瞼をわずかに持ち上げた瞬間、相場蓮は思わず息を呑んだ。
視界いっぱいに広がったのは、見慣れた六畳の天井ではなく、
白銀の刺繍が織り込まれた豪奢な天蓋だった。
「……は?」
寝返りを打つと、ふわりと沈み込む柔らかすぎるベッド。
肌触りの良いシーツが腕を包み、周囲には整然と並べられたドレスや宝石箱。
ありえないほど高級で、どこを見ても“現代の男子高校生の部屋”ではない。
「いや誰だよ!? 俺ん家、こんなファンシーじゃない!」
跳ね起きて周囲を見回し、ようやく姿見の鏡に自分の姿をとらえた。
そこにいたのは――長い黒紫の髪をゆるく巻き、
透き通るような白い肌の、凛とした美少女だった。
「え……俺、女の子になってんの?」
蓮は目をこすり、もう一度鏡を覗き込む。
何度確認しても、鏡の中の少女は自分の動きに合わせて瞬きをしている。
髪を指に絡める。さらりと落ちる黒紫の髪が、見覚えのある色だった。
「いや、この髪色……見覚えあるんだが……」
頭の奥がずきりと痛んだ瞬間――
昨日遊んでいた乙女ゲーム『エルディナ恋綺譚』のキャラが脳裏に浮かんだ。
(……もしかして、ヴィオレッタ・ラングレー?
あの悪役令嬢の、黒紫の髪と赤い瞳……?)
信じたくないが、鏡の少女はまさにその姿だった。
混乱する蓮がベッドを降りると、鏡台の上に小さな光が反射しているのが見えた。
近づいて手に取ると、掌に収まるほどの“魔導銃のミニ模型”だった。
深紅のボディ。

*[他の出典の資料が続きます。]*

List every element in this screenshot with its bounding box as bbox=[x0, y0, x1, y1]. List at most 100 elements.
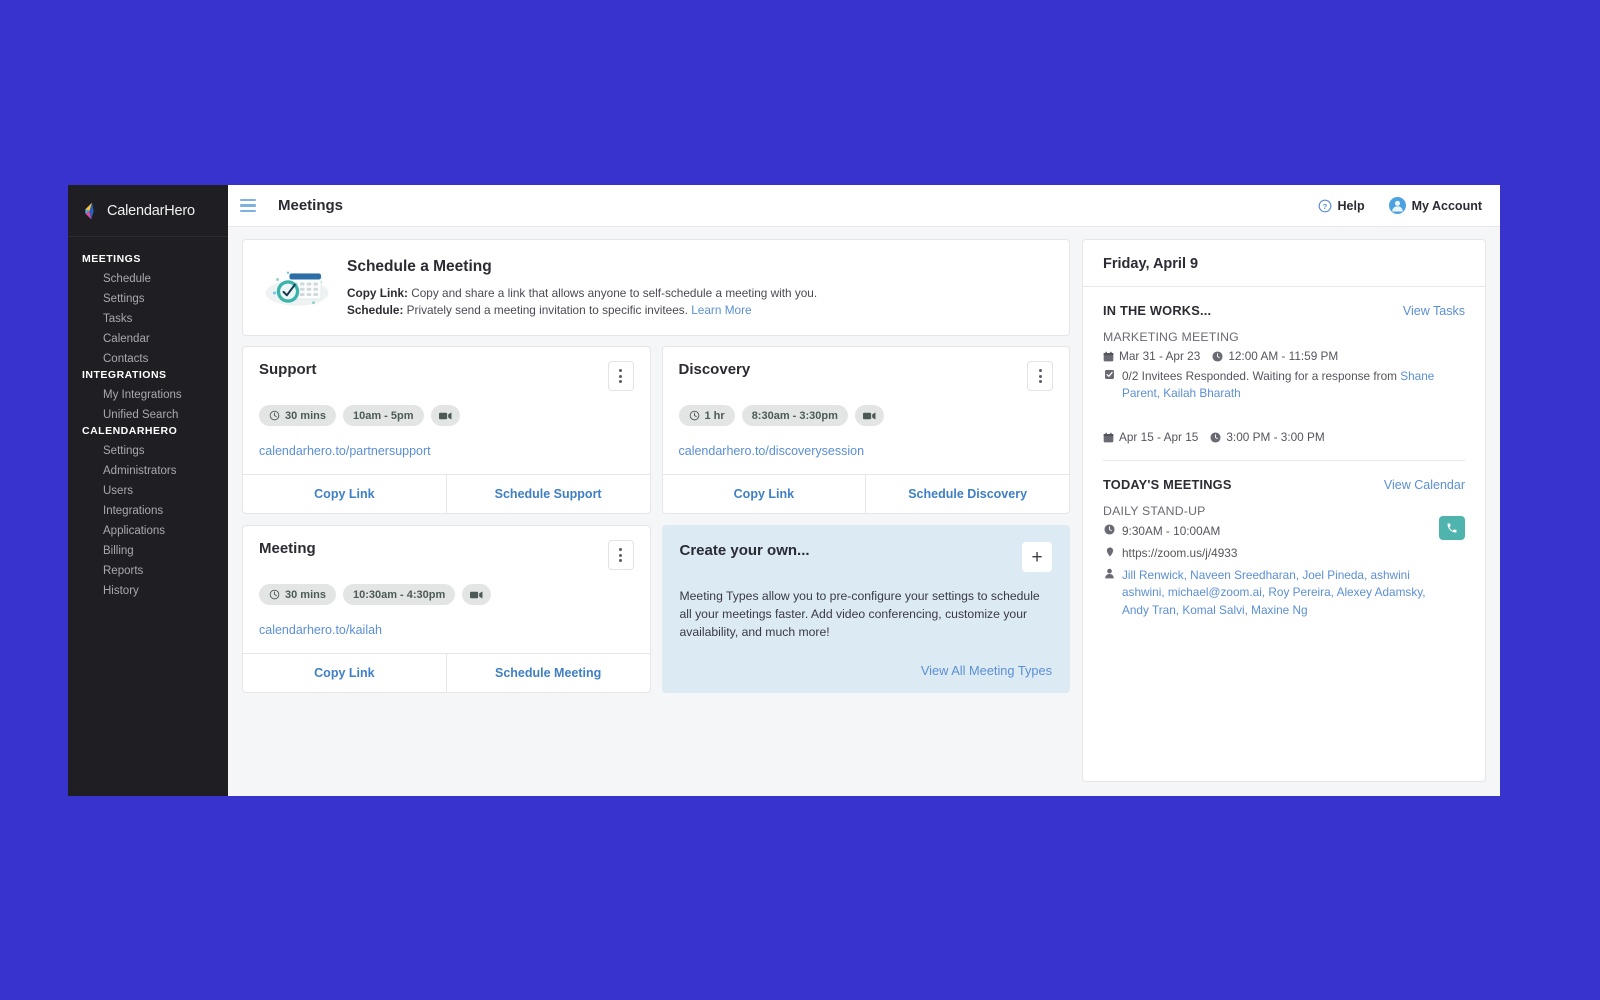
section-header: IN THE WORKS... View Tasks bbox=[1103, 303, 1465, 318]
calendar-icon bbox=[1103, 351, 1114, 362]
view-calendar-link[interactable]: View Calendar bbox=[1384, 478, 1465, 492]
copy-link-button[interactable]: Copy Link bbox=[663, 475, 866, 513]
hours-pill: 8:30am - 3:30pm bbox=[742, 405, 848, 426]
schedule-banner: Schedule a Meeting Copy Link: Copy and s… bbox=[242, 239, 1070, 336]
sidebar-item-applications[interactable]: Applications bbox=[68, 521, 228, 541]
sidebar-nav: MEETINGS Schedule Settings Tasks Calenda… bbox=[68, 237, 228, 601]
meeting-type-tags: 30 mins 10:30am - 4:30pm bbox=[259, 584, 634, 605]
card-header: Create your own... + bbox=[680, 542, 1053, 572]
help-button[interactable]: ? Help bbox=[1318, 199, 1365, 213]
location-pin-icon bbox=[1103, 546, 1116, 558]
agenda-header: Friday, April 9 bbox=[1083, 240, 1485, 287]
card-header: Discovery bbox=[679, 361, 1054, 391]
sidebar-item-my-integrations[interactable]: My Integrations bbox=[68, 385, 228, 405]
copy-link-button[interactable]: Copy Link bbox=[243, 654, 446, 692]
page-title: Meetings bbox=[278, 197, 343, 214]
main-area: Meetings ? Help bbox=[228, 185, 1500, 796]
more-options-icon[interactable] bbox=[608, 540, 634, 570]
task-response-row: 0/2 Invitees Responded. Waiting for a re… bbox=[1103, 368, 1465, 402]
video-pill bbox=[431, 405, 460, 426]
hamburger-icon[interactable] bbox=[240, 199, 256, 213]
banner-copy-link-label: Copy Link: bbox=[347, 286, 408, 300]
meeting-type-card-meeting: Meeting 30 mins bbox=[242, 525, 651, 693]
learn-more-link[interactable]: Learn More bbox=[691, 303, 751, 317]
help-icon: ? bbox=[1318, 199, 1332, 213]
banner-title: Schedule a Meeting bbox=[347, 258, 817, 276]
view-all-meeting-types-link[interactable]: View All Meeting Types bbox=[921, 663, 1052, 678]
task-response-text: 0/2 Invitees Responded. Waiting for a re… bbox=[1122, 369, 1400, 383]
topbar: Meetings ? Help bbox=[228, 185, 1500, 227]
sidebar-item-users[interactable]: Users bbox=[68, 481, 228, 501]
meeting-type-url-row: calendarhero.to/partnersupport bbox=[259, 444, 634, 458]
card-body: Support 30 mins bbox=[243, 347, 650, 474]
clock-icon bbox=[1212, 351, 1223, 362]
banner-line-schedule: Schedule: Privately send a meeting invit… bbox=[347, 302, 817, 319]
duration-label: 30 mins bbox=[285, 589, 326, 601]
task-title: MARKETING MEETING bbox=[1103, 330, 1465, 344]
content-area: Schedule a Meeting Copy Link: Copy and s… bbox=[228, 227, 1500, 796]
nav-group-title-integrations: INTEGRATIONS bbox=[68, 369, 228, 385]
meeting-type-url[interactable]: calendarhero.to/discoverysession bbox=[679, 444, 865, 458]
duration-pill: 1 hr bbox=[679, 405, 735, 426]
meeting-type-url[interactable]: calendarhero.to/kailah bbox=[259, 623, 382, 637]
meeting-types-column-left: Support 30 mins bbox=[242, 346, 651, 693]
sidebar-item-tasks[interactable]: Tasks bbox=[68, 309, 228, 329]
banner-schedule-text: Privately send a meeting invitation to s… bbox=[403, 303, 691, 317]
schedule-button[interactable]: Schedule Meeting bbox=[446, 654, 650, 692]
meeting-type-card-support: Support 30 mins bbox=[242, 346, 651, 514]
sidebar-item-billing[interactable]: Billing bbox=[68, 541, 228, 561]
sidebar-item-integrations[interactable]: Integrations bbox=[68, 501, 228, 521]
hours-pill: 10:30am - 4:30pm bbox=[343, 584, 455, 605]
sidebar-item-schedule[interactable]: Schedule bbox=[68, 269, 228, 289]
clock-icon bbox=[689, 410, 700, 421]
video-pill bbox=[462, 584, 491, 605]
brand-logo[interactable]: CalendarHero bbox=[68, 185, 228, 237]
sidebar-item-calendar[interactable]: Calendar bbox=[68, 329, 228, 349]
sidebar-item-ch-settings[interactable]: Settings bbox=[68, 441, 228, 461]
card-actions: Copy Link Schedule Meeting bbox=[243, 653, 650, 692]
my-account-button[interactable]: My Account bbox=[1389, 197, 1482, 214]
meeting-time-row: 9:30AM - 10:00AM bbox=[1103, 523, 1431, 540]
calendar-icon bbox=[1103, 432, 1114, 443]
plus-icon[interactable]: + bbox=[1022, 542, 1052, 572]
view-tasks-link[interactable]: View Tasks bbox=[1403, 304, 1465, 318]
meeting-attendees-row: Jill Renwick, Naveen Sreedharan, Joel Pi… bbox=[1103, 567, 1431, 618]
meeting-attendees[interactable]: Jill Renwick, Naveen Sreedharan, Joel Pi… bbox=[1122, 567, 1431, 618]
card-actions: Copy Link Schedule Support bbox=[243, 474, 650, 513]
brand-name: CalendarHero bbox=[107, 203, 195, 219]
sidebar-item-contacts[interactable]: Contacts bbox=[68, 349, 228, 369]
right-column: Friday, April 9 IN THE WORKS... View Tas… bbox=[1082, 239, 1486, 782]
help-label: Help bbox=[1338, 199, 1365, 213]
meeting-type-url-row: calendarhero.to/discoverysession bbox=[679, 444, 1054, 458]
sidebar-item-unified-search[interactable]: Unified Search bbox=[68, 405, 228, 425]
card-header: Meeting bbox=[259, 540, 634, 570]
schedule-button[interactable]: Schedule Discovery bbox=[865, 475, 1069, 513]
sidebar-item-history[interactable]: History bbox=[68, 581, 228, 601]
duration-pill: 30 mins bbox=[259, 584, 336, 605]
sidebar-item-reports[interactable]: Reports bbox=[68, 561, 228, 581]
task-second-time-range: 3:00 PM - 3:00 PM bbox=[1226, 430, 1324, 444]
more-options-icon[interactable] bbox=[608, 361, 634, 391]
sidebar-item-settings[interactable]: Settings bbox=[68, 289, 228, 309]
meeting-type-name: Support bbox=[259, 361, 608, 378]
hours-label: 8:30am - 3:30pm bbox=[752, 410, 838, 422]
meeting-types-grid: Support 30 mins bbox=[242, 346, 1070, 693]
nav-group-title-meetings: MEETINGS bbox=[68, 253, 228, 269]
schedule-button[interactable]: Schedule Support bbox=[446, 475, 650, 513]
meeting-type-name: Meeting bbox=[259, 540, 608, 557]
more-options-icon[interactable] bbox=[1027, 361, 1053, 391]
meeting-time: 9:30AM - 10:00AM bbox=[1122, 523, 1220, 540]
agenda-panel: Friday, April 9 IN THE WORKS... View Tas… bbox=[1082, 239, 1486, 782]
checkbox-icon bbox=[1103, 369, 1116, 380]
nav-group-calendarhero: CALENDARHERO Settings Administrators Use… bbox=[68, 425, 228, 601]
sidebar-item-administrators[interactable]: Administrators bbox=[68, 461, 228, 481]
task-time-range: 12:00 AM - 11:59 PM bbox=[1228, 349, 1338, 363]
phone-icon[interactable] bbox=[1439, 516, 1465, 540]
copy-link-button[interactable]: Copy Link bbox=[243, 475, 446, 513]
section-header: TODAY'S MEETINGS View Calendar bbox=[1103, 477, 1465, 492]
task-time-group: 12:00 AM - 11:59 PM bbox=[1212, 349, 1338, 363]
create-card-title: Create your own... bbox=[680, 542, 1023, 559]
duration-pill: 30 mins bbox=[259, 405, 336, 426]
meeting-type-url[interactable]: calendarhero.to/partnersupport bbox=[259, 444, 431, 458]
meeting-entry-title: DAILY STAND-UP bbox=[1103, 504, 1431, 518]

王家専用モデルの象徴とされる紋章。
ゲームで何度も見たレオン王子の愛銃を、
精巧に縮小したような造り。
「え……なんで、こんなものが?」
胸騒ぎがした。
この世界がゲームと似ているどころではない。
――完全に、ゲームの中だ。
蓮は模型をそっと置き、深呼吸をした。
「落ち着け。とりあえず状況整理だ……」
鏡に映るのは悪役令嬢。
ここは彼女の部屋。
そして、彼女は物語の最後で――処刑される。
蓮の背筋に、ひやりとした感覚が走った。